- Born: 23 April 1986 (age 40) Brisbane, Queensland, Australia
- Education: University of Queensland
- Occupations: Journalist & television presenter
- Years active: 2005–present
- Employer: Nine Network
- Notable work: Today Extra as co-host Today as news presenter; Nine News (reporter and news presenter) A Current Affair as reporter;
- Television: Today as co-host
- Spouse: Peter Stefanovic ​(m. 2017)​
- Children: 2

= Sylvia Jeffreys =

Australian journalist and news presenter (born 1986)

Sylvia Jeffreys (born 23 April 1986) is an Australian journalist and television presenter.

Jeffreys is currently a co-host of the Nine Network's breakfast program Today alongside Tom Steinfort.

==Early life==
Jeffreys was born on 23 April 1986 in Brisbane, Queensland and grew up in the suburb of Coorparoo. She attended Brisbane State High School where she was the School Captain in 2003.

==Career==
Jeffreys began her media career in August 2005 at the Nine Network in Brisbane, working as a script assistant in the newsroom.
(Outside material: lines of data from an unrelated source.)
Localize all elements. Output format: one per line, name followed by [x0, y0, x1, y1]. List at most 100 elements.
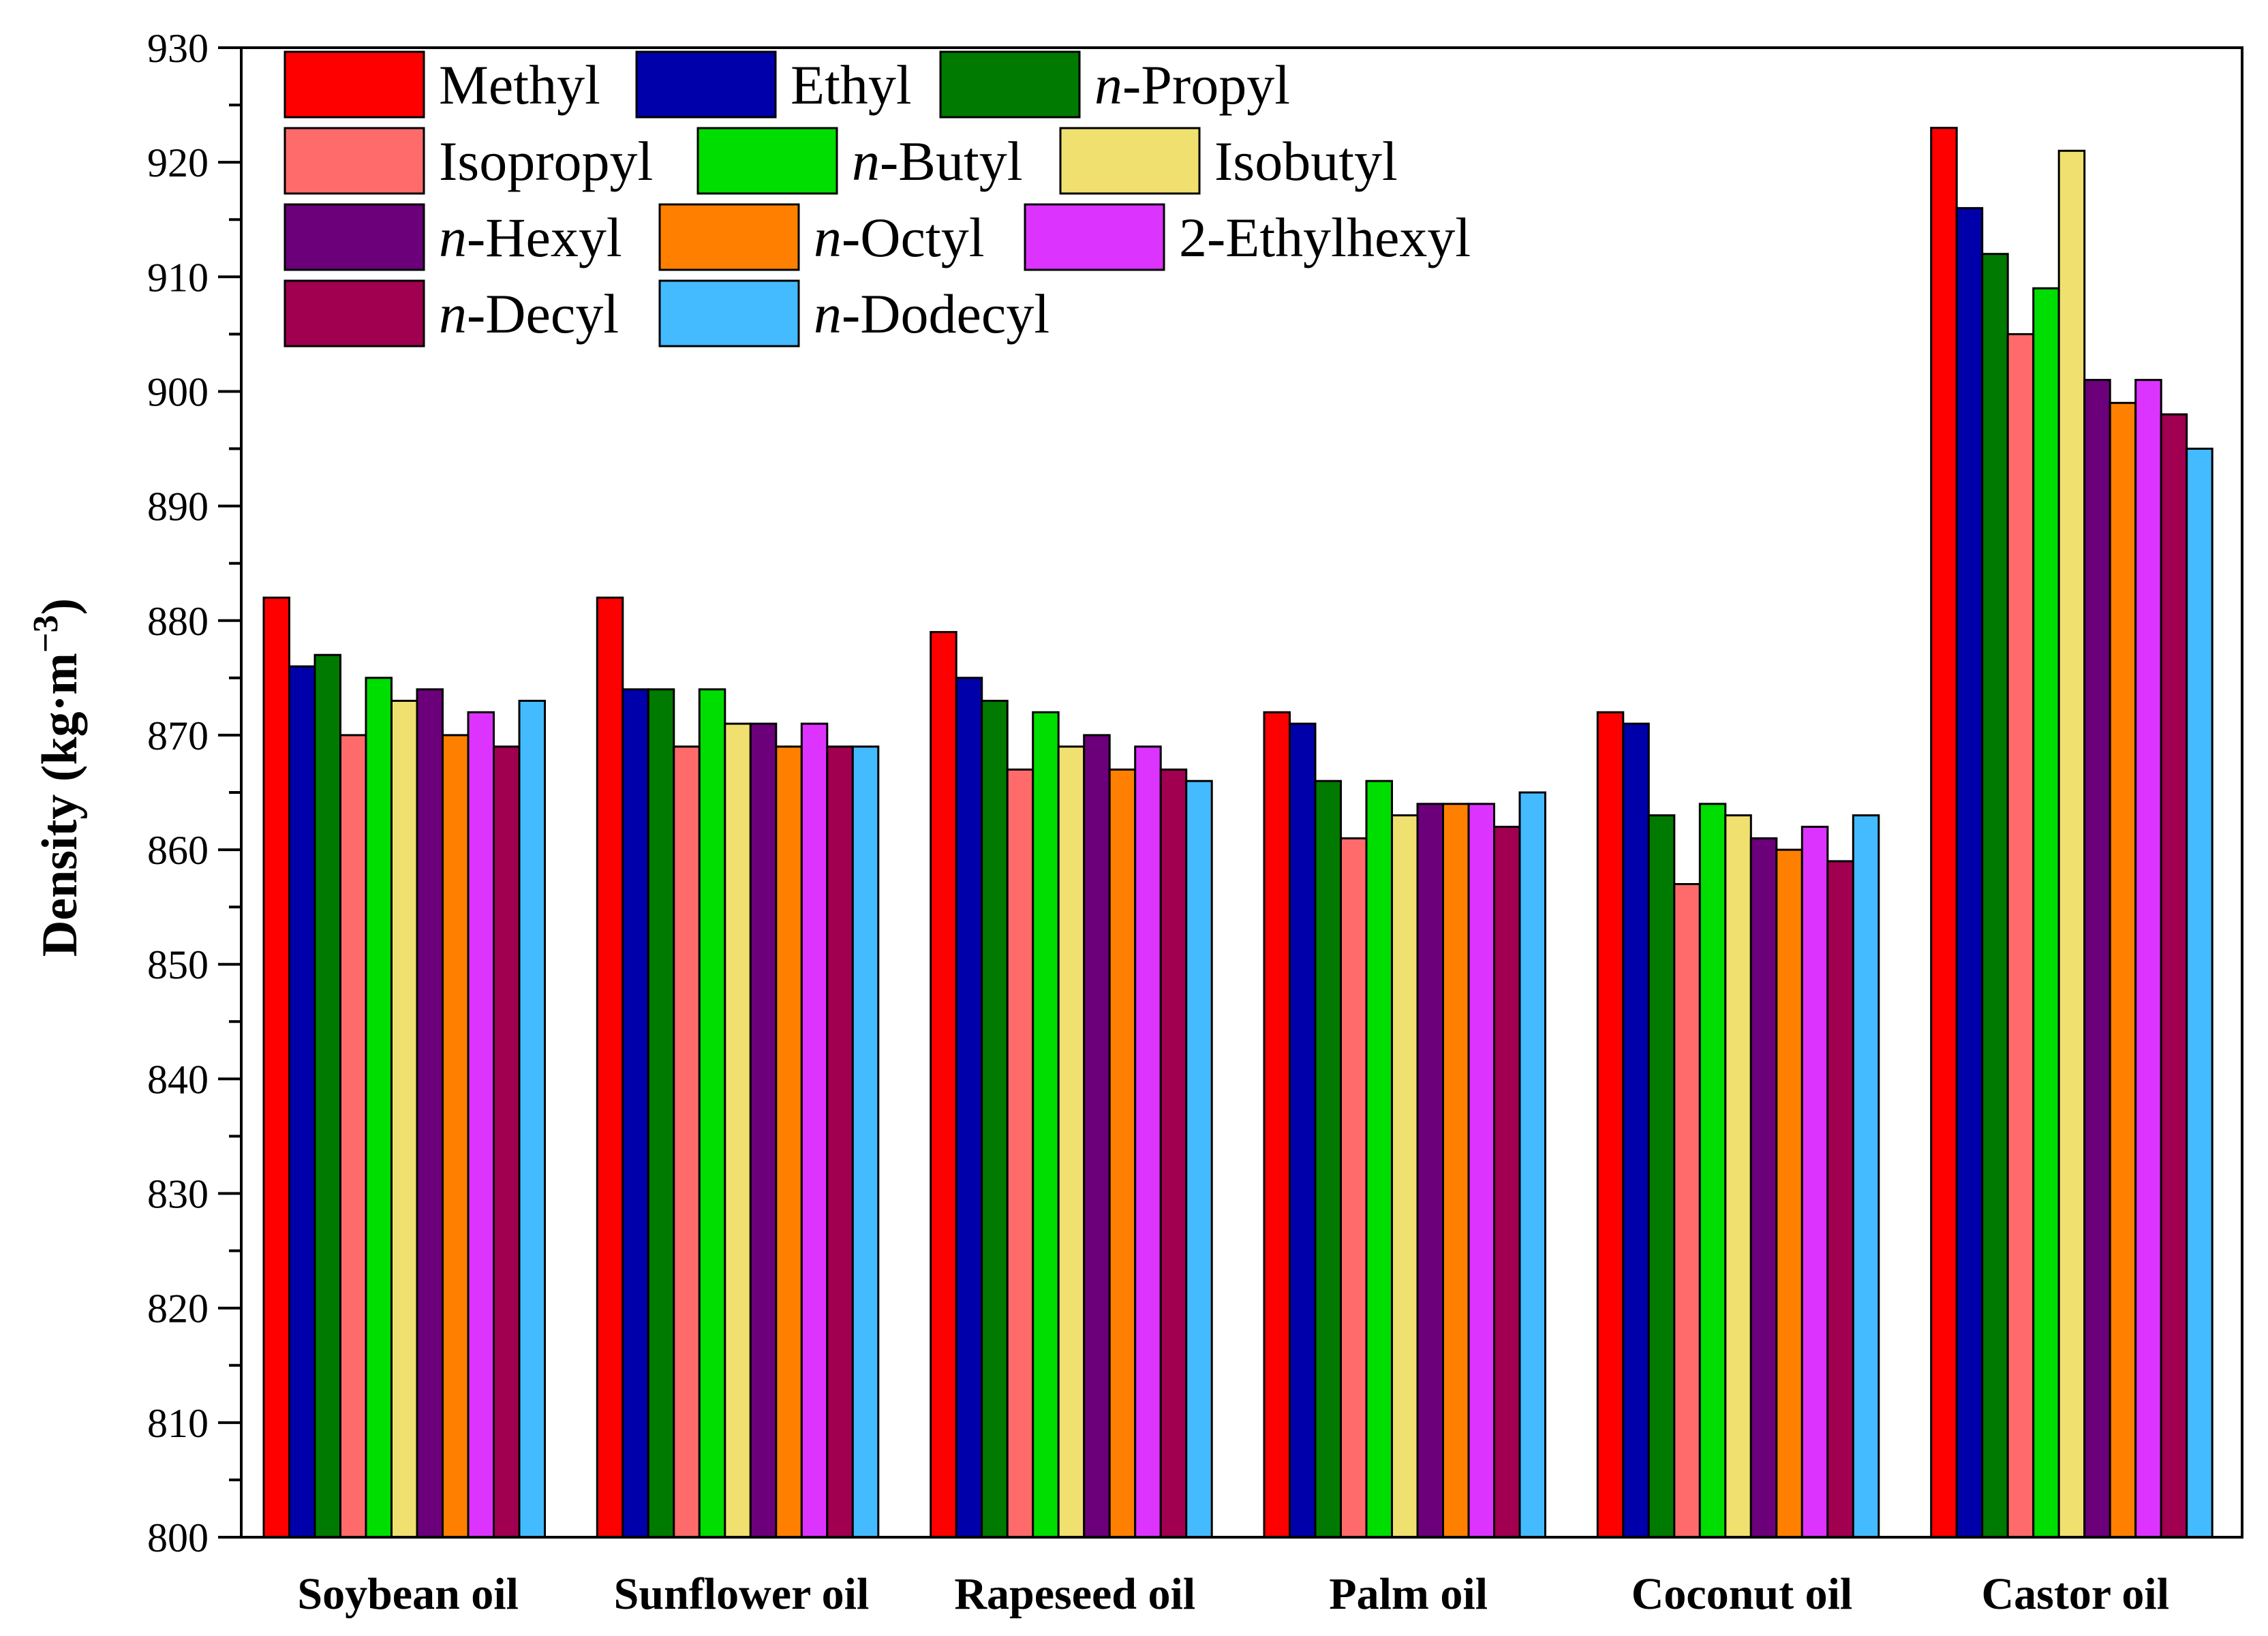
bar-coconut-oil-n-butyl: [1698, 803, 1727, 1539]
legend-swatch-n-decyl: [284, 279, 425, 348]
y-tick-label-900: 900: [147, 369, 209, 414]
bar-sunflower-oil-n-octyl: [775, 745, 803, 1539]
bar-castor-oil-ethyl: [1955, 206, 1984, 1539]
y-tick-label-830: 830: [147, 1172, 209, 1217]
y-tick-label-930: 930: [147, 26, 209, 71]
bar-rapeseed-oil-methyl: [930, 631, 957, 1539]
y-tick-label-890: 890: [147, 484, 209, 529]
legend: Methyl Ethyl n-Propyl Isopropyl n-Butyl Isobu…: [284, 50, 1471, 348]
bar-rapeseed-oil-n-dodecyl: [1185, 780, 1213, 1539]
legend-swatch-n-propyl: [939, 50, 1081, 119]
legend-swatch-methyl: [284, 50, 425, 119]
legend-swatch-isobutyl: [1059, 127, 1201, 195]
bar-coconut-oil-ethyl: [1622, 722, 1650, 1539]
bar-sunflower-oil-n-propyl: [647, 688, 675, 1539]
bars-layer: Soybean oil Sunflower oil Rapeseed oil Palm…: [262, 127, 2213, 1619]
bar-coconut-oil-n-decyl: [1826, 860, 1854, 1539]
bar-castor-oil-2-ethylhexyl: [2134, 379, 2162, 1539]
bar-soybean-oil-methyl: [262, 596, 290, 1539]
legend-label-n-dodecyl: n-Dodecyl: [814, 283, 1049, 345]
bar-soybean-oil-n-decyl: [493, 745, 521, 1539]
legend-swatch-n-octyl: [658, 203, 800, 271]
y-tick-label-850: 850: [147, 942, 209, 987]
y-tick-label-860: 860: [147, 828, 209, 873]
y-tick-label-870: 870: [147, 713, 209, 758]
legend-swatch-n-hexyl: [284, 203, 425, 271]
x-tick-label-coconut-oil: Coconut oil: [1631, 1569, 1853, 1619]
x-tick-label-rapeseed-oil: Rapeseed oil: [954, 1569, 1195, 1619]
bar-castor-oil-n-hexyl: [2083, 379, 2111, 1539]
bar-castor-oil-n-butyl: [2032, 287, 2060, 1539]
y-tick-label-810: 810: [147, 1401, 209, 1446]
x-tick-label-castor-oil: Castor oil: [1981, 1569, 2169, 1619]
bar-palm-oil-n-decyl: [1493, 825, 1521, 1539]
y-tick-label-800: 800: [147, 1515, 209, 1560]
legend-swatch-n-dodecyl: [658, 279, 800, 348]
legend-swatch-ethyl: [635, 50, 777, 119]
y-tick-label-910: 910: [147, 255, 209, 300]
bar-palm-oil-n-dodecyl: [1518, 791, 1546, 1539]
bar-castor-oil-n-dodecyl: [2186, 448, 2213, 1539]
bar-rapeseed-oil-n-propyl: [981, 700, 1009, 1539]
legend-label-n-decyl: n-Decyl: [439, 283, 619, 345]
bar-rapeseed-oil-n-hexyl: [1083, 734, 1111, 1539]
bar-sunflower-oil-isobutyl: [724, 722, 752, 1539]
bar-coconut-oil-n-dodecyl: [1852, 814, 1880, 1539]
x-tick-label-soybean-oil: Soybean oil: [297, 1569, 519, 1619]
bar-soybean-oil-isobutyl: [390, 700, 418, 1539]
bar-rapeseed-oil-isopropyl: [1006, 768, 1035, 1539]
bar-rapeseed-oil-ethyl: [955, 677, 983, 1539]
x-tick-label-sunflower-oil: Sunflower oil: [614, 1569, 870, 1619]
y-tick-label-880: 880: [147, 599, 209, 644]
legend-label-n-butyl: n-Butyl: [852, 130, 1023, 192]
bar-sunflower-oil-n-hexyl: [749, 722, 778, 1539]
bar-soybean-oil-n-hexyl: [416, 688, 444, 1539]
bar-coconut-oil-n-propyl: [1647, 814, 1676, 1539]
legend-swatch-n-butyl: [696, 127, 838, 195]
bar-palm-oil-isopropyl: [1340, 837, 1368, 1539]
y-axis-title: Density (kg·m−3): [27, 598, 88, 957]
bar-soybean-oil-isopropyl: [339, 734, 367, 1539]
bar-palm-oil-methyl: [1263, 711, 1291, 1539]
bar-palm-oil-n-octyl: [1442, 803, 1470, 1539]
y-tick-label-920: 920: [147, 140, 209, 185]
bar-palm-oil-n-butyl: [1365, 780, 1393, 1539]
bar-palm-oil-n-propyl: [1314, 780, 1342, 1539]
bar-sunflower-oil-n-dodecyl: [851, 745, 880, 1539]
bar-castor-oil-n-octyl: [2109, 401, 2137, 1539]
bar-castor-oil-isopropyl: [2006, 333, 2035, 1539]
legend-swatch-2-ethylhexyl: [1024, 203, 1165, 271]
legend-label-ethyl: Ethyl: [791, 54, 912, 116]
bar-palm-oil-n-hexyl: [1416, 803, 1444, 1539]
bar-palm-oil-ethyl: [1289, 722, 1317, 1539]
bar-soybean-oil-n-octyl: [442, 734, 470, 1539]
bar-soybean-oil-n-butyl: [365, 677, 393, 1539]
bar-castor-oil-n-decyl: [2160, 413, 2188, 1539]
legend-label-2-ethylhexyl: 2-Ethylhexyl: [1179, 206, 1471, 268]
bar-soybean-oil-2-ethylhexyl: [467, 711, 495, 1539]
legend-label-isobutyl: Isobutyl: [1214, 130, 1398, 192]
bar-sunflower-oil-n-butyl: [698, 688, 726, 1539]
legend-label-n-octyl: n-Octyl: [814, 206, 984, 268]
bar-sunflower-oil-2-ethylhexyl: [800, 722, 829, 1539]
bar-sunflower-oil-isopropyl: [673, 745, 701, 1539]
bar-coconut-oil-isopropyl: [1673, 883, 1701, 1539]
bar-rapeseed-oil-n-decyl: [1159, 768, 1188, 1539]
bar-soybean-oil-n-dodecyl: [518, 700, 546, 1539]
axes-layer: 800 810 820 830 840 850 860 870 880 890 900 910 920 9…: [147, 26, 2243, 1560]
bar-soybean-oil-n-propyl: [313, 653, 341, 1539]
legend-label-n-propyl: n-Propyl: [1094, 54, 1290, 116]
bar-rapeseed-oil-n-octyl: [1108, 768, 1137, 1539]
bar-soybean-oil-ethyl: [288, 665, 316, 1539]
bar-sunflower-oil-methyl: [596, 596, 624, 1539]
bar-rapeseed-oil-2-ethylhexyl: [1134, 745, 1162, 1539]
bar-castor-oil-isobutyl: [2057, 149, 2086, 1539]
bar-sunflower-oil-ethyl: [622, 688, 649, 1539]
x-tick-label-palm-oil: Palm oil: [1329, 1569, 1488, 1619]
bar-rapeseed-oil-isobutyl: [1057, 745, 1086, 1539]
bar-sunflower-oil-n-decyl: [826, 745, 854, 1539]
bar-castor-oil-n-propyl: [1981, 253, 2009, 1539]
bar-coconut-oil-n-octyl: [1775, 848, 1803, 1539]
bar-coconut-oil-n-hexyl: [1749, 837, 1778, 1539]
She completed a Bachelor of Journalism/Bachelor of Arts at the University of Queensland whilst honing her skills in the production office.

In 2008, she began filing lifestyle stories on Queensland's Extra program, before returning to the newsroom in 2009.

In 2011, Jeffreys was appointed weekend weather presenter on Nine News Queensland. Sylvia reported on many news events as a reporter and weather presenter for Nine News Queensland including the floods in Central Queensland, Brisbane, Ipswich and Grantham. She also travelled to Tully to report on the damage carved by Cyclone Yasi.

In January 2012, Jeffreys moved to Sydney to join Today as a New South Wales reporter. She remained a reporter on the show until June 2013 and was replaced by Natalia Cooper. She then joined Nine News as a reporter and a fill in presenter on Nine Morning News, Nine Afternoon News, Weekend Today and Today.

In June 2014, Jeffreys rejoined Today as news presenter replacing Georgie Gardner.

In 2016, Jeffreys began hosting Nine's netball coverage, starting with the Fast5 Netball World Series in Melbourne. She also hosts Nine's coverage of the new Suncorp Super Netball competition, which started in 2017. She no longer presents the network's netball coverage.

In December 2018, it was announced that Jeffreys would not return to Today in 2019 and move onto other projects. In February 2019, the Nine Network announced Jeffreys would be spread across "a few departments" including A Current Affair.

In August 2019, Jeffreys was appointed host of 9NewsWatch, a bulletin broadcast at 8 pm on weeknights on Facebook.

In December 2019, it was announced that Jeffreys would co-host Today Extra replacing Sonia Kruger.

In September 2026, Jeffreys was appointed co-host of Today alongside Tom Steinfort. Belinda Russell replaced her as co-host of Today Extra.

== Personal life ==
In December 2013, Jeffreys said that she was dating fellow Nine News reporter Peter Stefanovic. Jeffreys and Stefanovic were fill-in co-hosts of Weekend Today while Cameron Williams and Leila McKinnon were on leave. In July 2016, Jeffreys announced that she was engaged to Stefanovic; the couple married on 1 April 2017. Their sons were born on 31 January 2020 and 3 April 2021. In August 2026, Jeffreys announced that she and Stefanovic were expecting their third child.

In July 2023, Jeffreys finished 5419th in the 2023 Gold Coast half marathon.